Airlines are showing increasing nervousness about the short-term outlook for their businesses as a series of labour disputes threatening to spread across the industry could merge with the negative effect of an increase in the price of oil. So far it seems only the US and Far Eastern markets have escaped the strike threats.
In Europe, Vueling has been at the centre of the first major industrial action by an airline this year in Spain, with two days of partial strikes by pilots at the end of April and two more in the first few days of May. In total 478 flights were cancelled and almost 40,000 passengers affected. Pilots' union Sepla is threatening more action later this summer, claiming that Vueling hasn't fulfilled all the obligations of its workers' agreement and that the airline pays 30 per cent less than the competition.

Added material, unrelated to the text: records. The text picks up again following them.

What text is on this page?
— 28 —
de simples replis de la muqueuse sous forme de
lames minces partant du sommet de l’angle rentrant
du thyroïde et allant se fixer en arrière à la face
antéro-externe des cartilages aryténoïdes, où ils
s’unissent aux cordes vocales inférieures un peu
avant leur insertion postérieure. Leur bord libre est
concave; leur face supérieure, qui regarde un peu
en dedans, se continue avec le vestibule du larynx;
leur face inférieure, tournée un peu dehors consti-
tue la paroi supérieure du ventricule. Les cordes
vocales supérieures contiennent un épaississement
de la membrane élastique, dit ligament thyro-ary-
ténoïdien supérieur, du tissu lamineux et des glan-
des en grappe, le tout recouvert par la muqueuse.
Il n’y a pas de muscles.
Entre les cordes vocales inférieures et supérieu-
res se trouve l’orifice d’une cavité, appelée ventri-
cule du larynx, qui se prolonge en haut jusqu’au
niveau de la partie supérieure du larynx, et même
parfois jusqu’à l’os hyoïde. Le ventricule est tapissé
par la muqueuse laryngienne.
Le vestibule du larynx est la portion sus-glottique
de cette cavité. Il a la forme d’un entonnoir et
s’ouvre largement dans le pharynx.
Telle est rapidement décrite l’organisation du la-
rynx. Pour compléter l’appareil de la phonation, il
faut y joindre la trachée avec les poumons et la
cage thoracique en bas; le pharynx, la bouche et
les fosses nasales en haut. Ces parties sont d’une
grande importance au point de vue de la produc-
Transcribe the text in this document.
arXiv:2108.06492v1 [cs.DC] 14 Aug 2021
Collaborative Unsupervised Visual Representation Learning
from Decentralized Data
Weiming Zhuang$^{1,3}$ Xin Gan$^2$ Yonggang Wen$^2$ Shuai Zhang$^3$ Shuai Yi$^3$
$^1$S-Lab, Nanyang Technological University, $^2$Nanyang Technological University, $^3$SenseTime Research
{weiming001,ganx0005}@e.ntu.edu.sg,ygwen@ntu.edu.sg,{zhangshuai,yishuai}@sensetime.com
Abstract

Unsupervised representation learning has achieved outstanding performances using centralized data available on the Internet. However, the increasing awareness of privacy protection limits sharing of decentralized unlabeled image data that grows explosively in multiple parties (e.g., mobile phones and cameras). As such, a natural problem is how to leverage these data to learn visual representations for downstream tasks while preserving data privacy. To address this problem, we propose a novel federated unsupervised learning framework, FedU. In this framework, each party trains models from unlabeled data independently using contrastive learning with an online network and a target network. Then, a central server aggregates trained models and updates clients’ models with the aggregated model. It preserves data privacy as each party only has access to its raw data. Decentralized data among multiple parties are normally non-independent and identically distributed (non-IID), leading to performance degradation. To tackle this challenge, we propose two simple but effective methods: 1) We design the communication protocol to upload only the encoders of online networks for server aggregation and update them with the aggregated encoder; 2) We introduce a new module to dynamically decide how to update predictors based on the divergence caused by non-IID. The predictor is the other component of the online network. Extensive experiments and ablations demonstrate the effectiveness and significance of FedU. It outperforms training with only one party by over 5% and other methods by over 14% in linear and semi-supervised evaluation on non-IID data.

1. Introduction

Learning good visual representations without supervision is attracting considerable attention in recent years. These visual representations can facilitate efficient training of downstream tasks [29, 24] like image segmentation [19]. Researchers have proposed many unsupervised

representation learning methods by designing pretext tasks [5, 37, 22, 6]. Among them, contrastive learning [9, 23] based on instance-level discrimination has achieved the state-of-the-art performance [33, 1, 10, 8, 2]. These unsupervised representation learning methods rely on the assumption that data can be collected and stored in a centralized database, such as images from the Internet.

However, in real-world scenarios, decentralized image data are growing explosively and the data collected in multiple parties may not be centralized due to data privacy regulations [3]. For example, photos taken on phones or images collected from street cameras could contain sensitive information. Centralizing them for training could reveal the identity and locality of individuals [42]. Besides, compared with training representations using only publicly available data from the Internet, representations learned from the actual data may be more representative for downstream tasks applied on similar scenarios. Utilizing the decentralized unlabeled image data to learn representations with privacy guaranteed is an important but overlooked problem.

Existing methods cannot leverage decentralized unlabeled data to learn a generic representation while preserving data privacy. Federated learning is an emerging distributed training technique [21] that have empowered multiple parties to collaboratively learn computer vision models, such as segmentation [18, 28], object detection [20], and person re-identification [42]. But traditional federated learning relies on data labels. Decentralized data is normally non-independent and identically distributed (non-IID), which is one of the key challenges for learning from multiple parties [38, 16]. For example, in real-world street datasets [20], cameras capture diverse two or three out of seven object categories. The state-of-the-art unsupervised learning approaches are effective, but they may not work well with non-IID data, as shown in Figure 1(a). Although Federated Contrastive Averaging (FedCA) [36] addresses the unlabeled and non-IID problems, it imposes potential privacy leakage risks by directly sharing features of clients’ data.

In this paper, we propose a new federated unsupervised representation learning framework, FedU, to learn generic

The same threat still hangs over Ryanair, where Sepla is trying to get the airline to match pilots' pay and conditions to Spanish standards. The company has already suffered stoppages in its divisions in Italy, Portugal, Germany and Ireland at the same time as some pilots have been lured to competitor-airline Norwegian.
Air France affected too
Another major European airline currently involved in an industrial dispute is Air France. The company has seen 13 days of stoppages since February with an average of 25 per cent of its flights being cancelled and 300 million euros in lost revenue. There are two more strike days planned and the airline's chief executive has been forced to resign.
Oil prices have risen significantly so far this year, with the price of a barrel of Brent crude, the industry reference, close to 74 US dollars, representing a 10 per cent increase on January.